The Millville school district in Cumberland County switched to early dismissal for its high school and middle schools for the month of February because it didn’t have enough teachers to cover classrooms.

“The teacher shortage is very real and it’s not going away any time soon,” said Catherine Michener, an assistant professor in the college of education at Rowan University and coordinator for its undergraduate bilingual and ESL certification program. “We’re not graduating enough teachers.”

This is not the first time Camden has taken a different approach to recruiting teachers.

During the civil rights movement in the 1960s, Camden recruited Black teachers from historically Black colleges, especially in the South. Among the hires was legendary former Camden High basketball coach Clarence Turner, who played for Johnson C. Smith University in Charlotte, N.C.

Former school board member Theo Spencer, who graduated from Camden High in 1994, said the majority of his teachers came from HBCUs in the region — Cheyney University, Lincoln University, or Delaware State University.

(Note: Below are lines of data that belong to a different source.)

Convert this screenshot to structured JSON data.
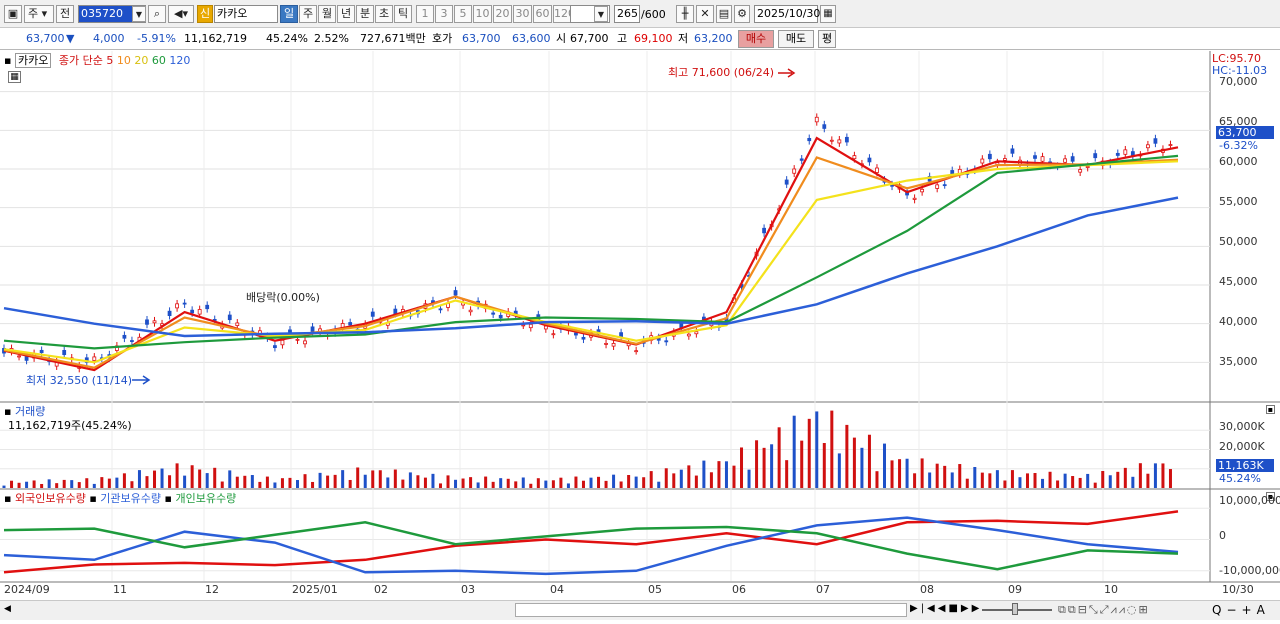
{
  "toolbar": {
    "period_type": "주",
    "prev_label": "전",
    "code": "035720",
    "stock_name": "카카오",
    "credit_badge": "신",
    "timeframes": [
      "일",
      "주",
      "월",
      "년",
      "분",
      "초",
      "틱"
    ],
    "active_timeframe": "일",
    "intervals": [
      "1",
      "3",
      "5",
      "10",
      "20",
      "30",
      "60",
      "120"
    ],
    "count": "265",
    "count_max": "/600",
    "date": "2025/10/30"
  },
  "quote": {
    "price": "63,700",
    "down_arrow": "▼",
    "change": "4,000",
    "change_pct": "-5.91%",
    "volume": "11,162,719",
    "vol_ratio": "45.24%",
    "turnover": "2.52%",
    "amount": "727,671백만",
    "bid_label": "호가",
    "ask": "63,700",
    "bid": "63,600",
    "open_label": "시",
    "open": "67,700",
    "high_label": "고",
    "high": "69,100",
    "low_label": "저",
    "low": "63,200",
    "buy_label": "매수",
    "sell_label": "매도",
    "eval_label": "평"
  },
  "price_pane": {
    "legend_name": "카카오",
    "ma_title": "종가 단순",
    "ma_periods": [
      "5",
      "10",
      "20",
      "60",
      "120"
    ],
    "ma_colors": [
      "#e01010",
      "#f08c1e",
      "#f4e21c",
      "#1e9a3c",
      "#2c5fd8"
    ],
    "lc": "LC:95.70",
    "hc": "HC:-11.03",
    "max_label": "최고 71,600 (06/24)",
    "min_label": "최저 32,550 (11/14)",
    "dividend_label": "배당락(0.00%)",
    "y_ticks": [
      "70,000",
      "65,000",
      "60,000",
      "55,000",
      "50,000",
      "45,000",
      "40,000",
      "35,000"
    ],
    "current_tag": "63,700",
    "current_pct": "-6.32%"
  },
  "volume_pane": {
    "title": "거래량",
    "value_text": "11,162,719주(45.24%)",
    "y_ticks": [
      "30,000K",
      "20,000K"
    ],
    "current_tag": "11,163K",
    "current_pct": "45.24%"
  },
  "holding_pane": {
    "items": [
      {
        "label": "외국인보유수량",
        "color": "#e01010"
      },
      {
        "label": "기관보유수량",
        "color": "#2c5fd8"
      },
      {
        "label": "개인보유수량",
        "color": "#1e9a3c"
      }
    ],
    "y_ticks": [
      "10,000,000",
      "0",
      "-10,000,000"
    ]
  },
  "x_axis": {
    "labels": [
      "2024/09",
      "11",
      "12",
      "2025/01",
      "02",
      "03",
      "04",
      "05",
      "06",
      "07",
      "08",
      "09",
      "10"
    ],
    "right_label": "10/30"
  },
  "chart_data": {
    "type": "line",
    "title": "카카오",
    "x": [
      "2024/09",
      "11",
      "12",
      "2025/01",
      "02",
      "03",
      "04",
      "05",
      "06",
      "07",
      "08",
      "09",
      "10",
      "10/30"
    ],
    "close_series": [
      {
        "name": "종가",
        "values": [
          36200,
          35000,
          42500,
          37600,
          40000,
          43000,
          39600,
          37200,
          40500,
          66000,
          56500,
          61500,
          60500,
          63700
        ]
      }
    ],
    "ma_series": [
      {
        "name": "5",
        "values": [
          36500,
          34000,
          41500,
          37800,
          40000,
          43500,
          39800,
          37300,
          41500,
          64000,
          57000,
          61000,
          60500,
          62800
        ]
      },
      {
        "name": "10",
        "values": [
          36600,
          34300,
          40800,
          38200,
          39700,
          43500,
          40000,
          37400,
          40700,
          61500,
          57500,
          60500,
          60600,
          61200
        ]
      },
      {
        "name": "20",
        "values": [
          36700,
          35000,
          39500,
          38400,
          39200,
          43000,
          40200,
          37800,
          39800,
          56000,
          58500,
          60000,
          60500,
          61000
        ]
      },
      {
        "name": "60",
        "values": [
          37800,
          36800,
          37600,
          38200,
          38600,
          40200,
          40800,
          40600,
          40200,
          46000,
          52000,
          59500,
          60600,
          61700
        ]
      },
      {
        "name": "120",
        "values": [
          42000,
          40000,
          38400,
          38700,
          38900,
          39400,
          40200,
          40300,
          40000,
          42500,
          46500,
          50000,
          54000,
          56300
        ]
      }
    ],
    "ylim": [
      30000,
      75000
    ],
    "volume_series": {
      "name": "거래량",
      "unit": "K",
      "ylim": [
        0,
        40000
      ],
      "values": [
        2500,
        3500,
        9000,
        3500,
        7500,
        4200,
        3500,
        5000,
        11000,
        30000,
        11000,
        6500,
        5000,
        11163
      ]
    },
    "holding_series": [
      {
        "name": "외국인보유수량",
        "values": [
          -10500000,
          -8000000,
          -7500000,
          -8200000,
          -6500000,
          -2000000,
          0,
          -1500000,
          2000000,
          -1500000,
          5500000,
          6000000,
          5000000,
          9000000
        ]
      },
      {
        "name": "기관보유수량",
        "values": [
          -5000000,
          -6500000,
          2500000,
          -1000000,
          -10500000,
          -10000000,
          -11000000,
          -10000000,
          -2000000,
          4500000,
          7000000,
          3000000,
          -1500000,
          -4000000
        ]
      },
      {
        "name": "개인보유수량",
        "values": [
          3000000,
          3500000,
          -2500000,
          1500000,
          5500000,
          -1500000,
          1000000,
          3500000,
          4000000,
          2000000,
          -4500000,
          -9500000,
          -3500000,
          -4500000
        ]
      }
    ],
    "holding_ylim": [
      -12000000,
      12000000
    ]
  },
  "bottom_bar": {
    "zoom_icons": [
      "Q",
      "−",
      "+",
      "A"
    ]
  }
}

“It was just a pipeline,” Spencer said.

In 1970, Camden officials traveled to Puerto Rico to recruit teachers. Ivy Rios, then 21, interviewed with the district at a San Juan hotel and welcomed the chance to come to Camden.

“I saw the ad, so I applied,” she said. “It was something different to try.”

Rios said nine other teachers were hired with her to come to Camden. Most were not very proficient in English, had difficulty managing students, and eventually left the district, she said. Camden also recruited teachers from Mexico, Costa Rica, and Cuba, she said.

Rios, though, enjoyed the kids and stayed. She taught ESL and Spanish to elementary and middle school students for five years and then became an administrator and expanded the bilingual and ESL programs. She eventually joined the state Department of Education and retired to Puerto Rico in 2000.

Rios, 77, said she believes some teachers there would be interested in relocating to Camden, where the pay is better. But she said the district needs to clearly explain what they will face here: individualized teaching expectations, state requirements, a longer school year.

”They need to understand it will be completely different from what they’re used to,” she said. “I think it’s a nice experience for people to try if they’re brave enough.”